Jochum de Lange was the leader of Strilekrigen, an 18th-century farmer's rebellion, in Bergen, Norway. He led several thousand men to protest against the high taxes which were imposed on the poor farmers and fishermen of Norway.

== Biography ==
Jochum de Lange was a former sailor who settled down as a farmer on the island of Flatøy, Norway. He was said to be a charismatic man, who was married three times, and who easily gained other peoples trust. He was a visionary and a man of experience, but adventurous with a longing to return to the sea. Jochum de Lange would die in a Bergen prison.

==Strilekrigen==
In autumn 1762, the national government in Copenhagen established an extra per capita tax for every person over twelve years, which was later reduced to a charge per household. These extra taxes were intended to help pay loans from foreign governments and to support the price of the Danish-Norwegian currency at the stock market in Hamburg.

Strilekrigen took place in Bergen on 18 April 1765, when about 2,000 common people from Nordhordland poured into Bergen to protest against the harsh action of the extra tax. The extra tax had hit the poor farmers and fishermen in rural areas around Bergen particularly hard. The protests, which became violent, were particularly directed at Ulrik Fredrik de Cicignon (1698–1772), the local sheriff (stiftamtmann) .

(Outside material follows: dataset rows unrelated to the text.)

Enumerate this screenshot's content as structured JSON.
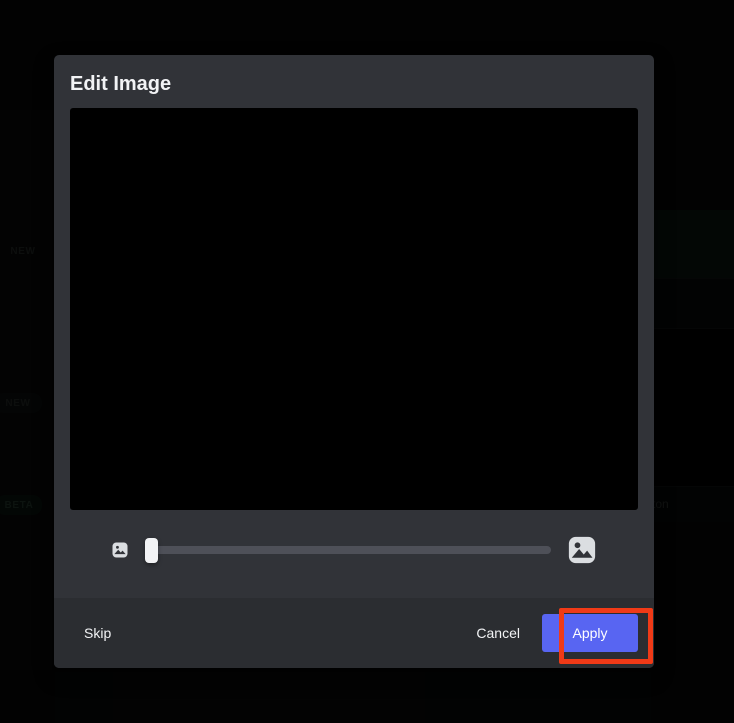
{
  "window": {
    "background_color": "#070808"
  },
  "backdrop": {
    "description": "Dimmed application behind the modal overlay",
    "sidebar_badges": [
      {
        "label": "NEW",
        "style": "plain"
      },
      {
        "label": "NEW",
        "style": "pill"
      },
      {
        "label": "BETA",
        "style": "greenish"
      }
    ],
    "right_cards": [
      {
        "style": "green",
        "text": ""
      },
      {
        "style": "dark",
        "text": ""
      },
      {
        "style": "black",
        "text": ""
      },
      {
        "style": "dark",
        "text": "ton"
      }
    ]
  },
  "modal": {
    "title": "Edit Image",
    "preview": {
      "name": "image-preview",
      "background_color": "#000000",
      "content": ""
    },
    "zoom_control": {
      "min_icon": "image-icon-small",
      "max_icon": "image-icon-large",
      "value": 0,
      "min": 0,
      "max": 100
    },
    "footer": {
      "skip_label": "Skip",
      "cancel_label": "Cancel",
      "apply_label": "Apply",
      "apply_color": "#5865F2"
    }
  },
  "annotation": {
    "highlight_color": "#F03A17",
    "target": "apply-button"
  }
}
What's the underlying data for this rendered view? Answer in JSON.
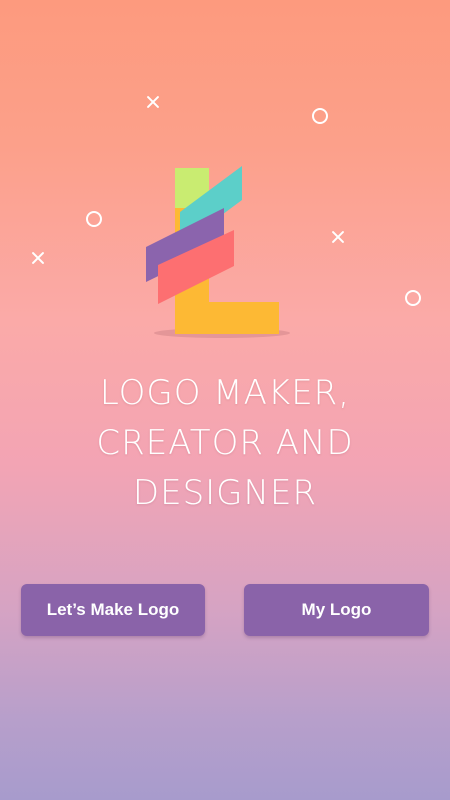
{
  "app": {
    "title_line1": "LOGO MAKER,",
    "title_line2": "CREATOR AND DESIGNER",
    "logo_letter": "L"
  },
  "actions": {
    "make_logo_label": "Let’s Make Logo",
    "my_logo_label": "My Logo"
  },
  "colors": {
    "button_bg": "#8a63a9",
    "logo_yellow": "#fdb934",
    "logo_green": "#c9ec71",
    "logo_teal": "#5ccfc9",
    "logo_purple": "#8b64ad",
    "logo_red": "#fd6f71"
  },
  "decorations": [
    "cross-icon",
    "ring-icon"
  ]
}
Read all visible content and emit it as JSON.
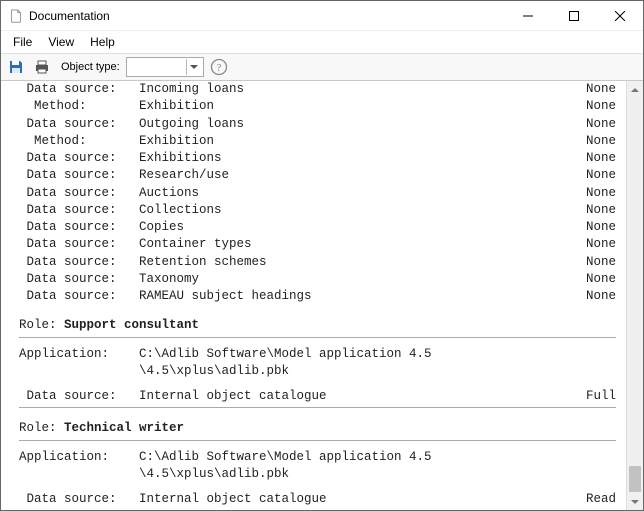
{
  "window": {
    "title": "Documentation"
  },
  "menu": {
    "file": "File",
    "view": "View",
    "help": "Help"
  },
  "toolbar": {
    "object_type_label": "Object type:"
  },
  "access": {
    "none": "None",
    "full": "Full",
    "read": "Read"
  },
  "labels": {
    "data_source": " Data source:",
    "method": "  Method:",
    "role": "Role: ",
    "application": "Application:"
  },
  "top": {
    "rows": [
      {
        "k": " Data source:",
        "v": "Incoming loans",
        "a": "None"
      },
      {
        "k": "  Method:",
        "v": "Exhibition",
        "a": "None"
      },
      {
        "k": " Data source:",
        "v": "Outgoing loans",
        "a": "None"
      },
      {
        "k": "  Method:",
        "v": "Exhibition",
        "a": "None"
      },
      {
        "k": " Data source:",
        "v": "Exhibitions",
        "a": "None"
      },
      {
        "k": " Data source:",
        "v": "Research/use",
        "a": "None"
      },
      {
        "k": " Data source:",
        "v": "Auctions",
        "a": "None"
      },
      {
        "k": " Data source:",
        "v": "Collections",
        "a": "None"
      },
      {
        "k": " Data source:",
        "v": "Copies",
        "a": "None"
      },
      {
        "k": " Data source:",
        "v": "Container types",
        "a": "None"
      },
      {
        "k": " Data source:",
        "v": "Retention schemes",
        "a": "None"
      },
      {
        "k": " Data source:",
        "v": "Taxonomy",
        "a": "None"
      },
      {
        "k": " Data source:",
        "v": "RAMEAU subject headings",
        "a": "None"
      }
    ]
  },
  "sections": [
    {
      "role": "Support consultant",
      "application": "C:\\Adlib Software\\Model application 4.5\\4.5\\xplus\\adlib.pbk",
      "ds": {
        "name": "Internal object catalogue",
        "access": "Full"
      }
    },
    {
      "role": "Technical writer",
      "application": "C:\\Adlib Software\\Model application 4.5\\4.5\\xplus\\adlib.pbk",
      "ds": {
        "name": "Internal object catalogue",
        "access": "Read"
      }
    }
  ]
}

Rebellions of this magnitude was unprecedented in the 18th century, and officials in Copenhagen were appalled. The authorities send an inquiry north consisting of top officials on a warship. The leaders of the rebellion were indicted by the general court and were convicted of disturbance of public order. The result was that a few farmers ended in prison for life after being pardoned from the death sentence. The extra tax was later abolished in Norway in 1772 but continued in force in Denmark. Ulrik Fredrik de Cicignon sought and received dismissal in May 1766. He moved to Sønderborg in the Duchy of Schleswig.

==Legacy==
Olav Flatøy, a businessman and writer from Flatøy, wrote a novel concerning life on Flatøy in the mid-18th century. It was called Anne Cathrine, and told the story of Jocum de Lange, his third wife and her struggles after his death. This novel was printed as a serial in Bergens Tidende in 1961.

In 2013 the music festival Flatøy Rock introduced Jochum de Lange as the mascot and theme for the festival. This was done in an effort to raise awareness to the history and heritage of the people in Nordhordland.